- Born: Pamela Y. Duncan September 24, 1961 (age 64) Asheville, North Carolina, U.S.
- Education: University of North Carolina at Chapel Hill North Carolina State University
- Occupation: Novelist

= Pamela Duncan (novelist) =

American novelist

Pamela Y. Duncan (born September 24, 1961) is an American novelist. Her novels include Moon Women (2001), Plant Life (2003), and The Big Beautiful (2007). Her awards include the Sir Walter Raleigh Prize in 2003, and in 2000 she was chosen as one of the Ten Best Emerging Writers in the South. She won an American Library Association award in 2007. Her work often focuses on the lives of working class Southerners.

Duncan currently teaches creative writing at Western Carolina University.

== Early life and education ==
She was born in Asheville, North Carolina, as the oldest of three children born to Carl Jerome Duncan and Patricia Yvonne Price. As a child, she developed a love of reading. Her father would go to the library when they were throwing away old books and collect boxes of them to bring back to her. She was raised in Black Mountain, North Carolina, and Shelby, North Carolina. After graduating from Crest Senior High School, she enrolled in University of North Carolina at Chapel Hill where she majored in journalism and wrote for The Daily Tar Heel, UNC's student newspaper. During this time, Duncan worked as a babysitter and as a scout leader at Camp Golden Valley in Bostic, North Carolina.

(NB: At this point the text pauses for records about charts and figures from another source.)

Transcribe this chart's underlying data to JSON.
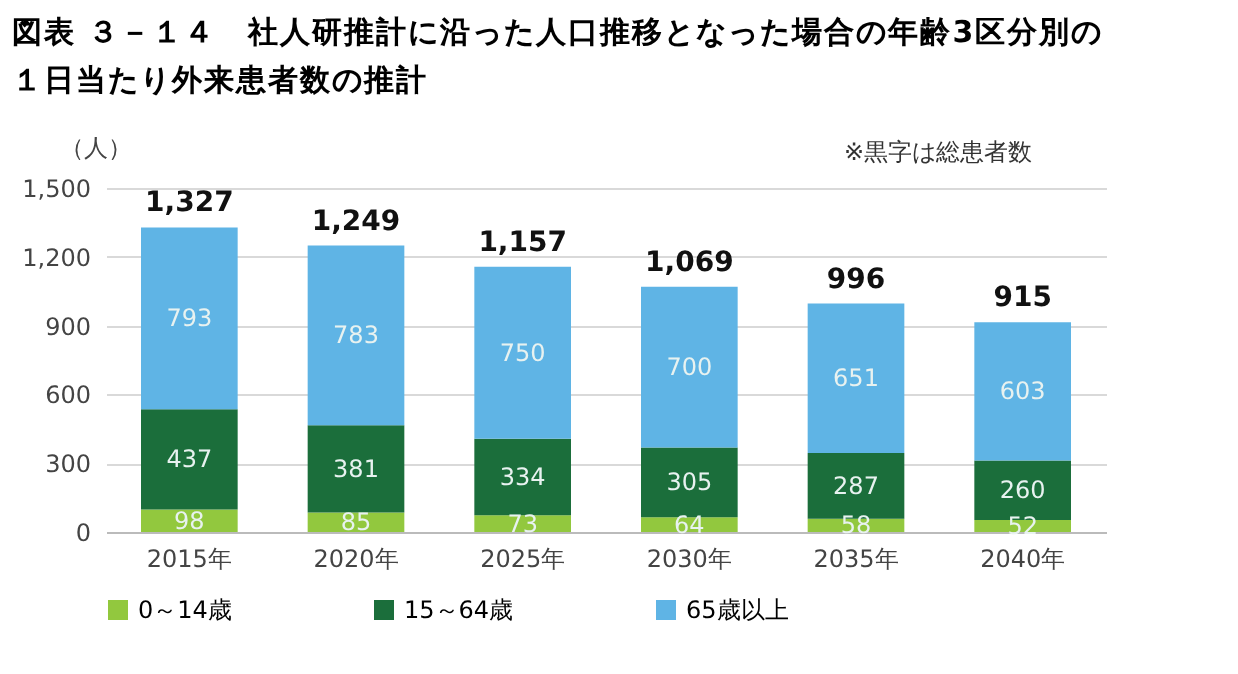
{
  "chart_data": {
    "type": "bar",
    "title": "図表 ３－１４　社人研推計に沿った人口推移となった場合の年齢3区分別の１日当たり外来患者数の推計",
    "ylabel": "（人）",
    "annotations": [
      "※黒字は総患者数"
    ],
    "categories": [
      "2015年",
      "2020年",
      "2025年",
      "2030年",
      "2035年",
      "2040年"
    ],
    "stacked": true,
    "data_labels": true,
    "grid": "y",
    "legend": "bottom",
    "ylim": [
      0,
      1500
    ],
    "yticks": [
      0,
      300,
      600,
      900,
      {
        "value": 1200,
        "label": "1,200"
      },
      {
        "value": 1500,
        "label": "1,500"
      }
    ],
    "totals": [
      "1,327",
      "1,249",
      "1,157",
      "1,069",
      "996",
      "915"
    ],
    "series": [
      {
        "name": "0～14歳",
        "color": "#92c83e",
        "values": [
          98,
          85,
          73,
          64,
          58,
          52
        ]
      },
      {
        "name": "15～64歳",
        "color": "#1b6e3b",
        "values": [
          437,
          381,
          334,
          305,
          287,
          260
        ]
      },
      {
        "name": "65歳以上",
        "color": "#5fb4e5",
        "values": [
          793,
          783,
          750,
          700,
          651,
          603
        ]
      }
    ]
  }
}
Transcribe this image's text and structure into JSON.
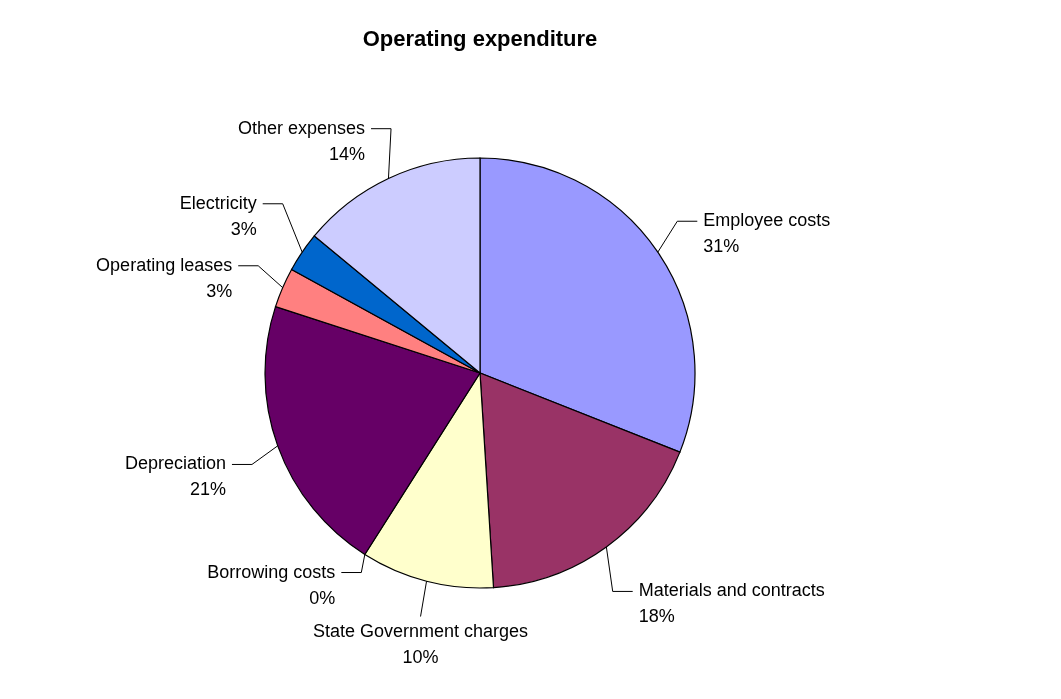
{
  "chart_data": {
    "type": "pie",
    "title": "Operating expenditure",
    "categories": [
      "Employee costs",
      "Materials and contracts",
      "State Government charges",
      "Borrowing costs",
      "Depreciation",
      "Operating leases",
      "Electricity",
      "Other expenses"
    ],
    "values": [
      31,
      18,
      10,
      0,
      21,
      3,
      3,
      14
    ],
    "value_labels": [
      "31%",
      "18%",
      "10%",
      "0%",
      "21%",
      "3%",
      "3%",
      "14%"
    ],
    "colors": [
      "#9999ff",
      "#993366",
      "#ffffcc",
      "#ccffff",
      "#660066",
      "#ff8080",
      "#0066cc",
      "#ccccff"
    ]
  }
}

She received a bachelor's degree in English from the University of North Carolina at Chapel Hill and master's degree from North Carolina State University.

==Reviews==

===Moon Women===
- "... a mesmerizing tale of family and love, revelation and forgiveness."
- "... delightfully captures the lives of four North Carolina women and their relationships with each other."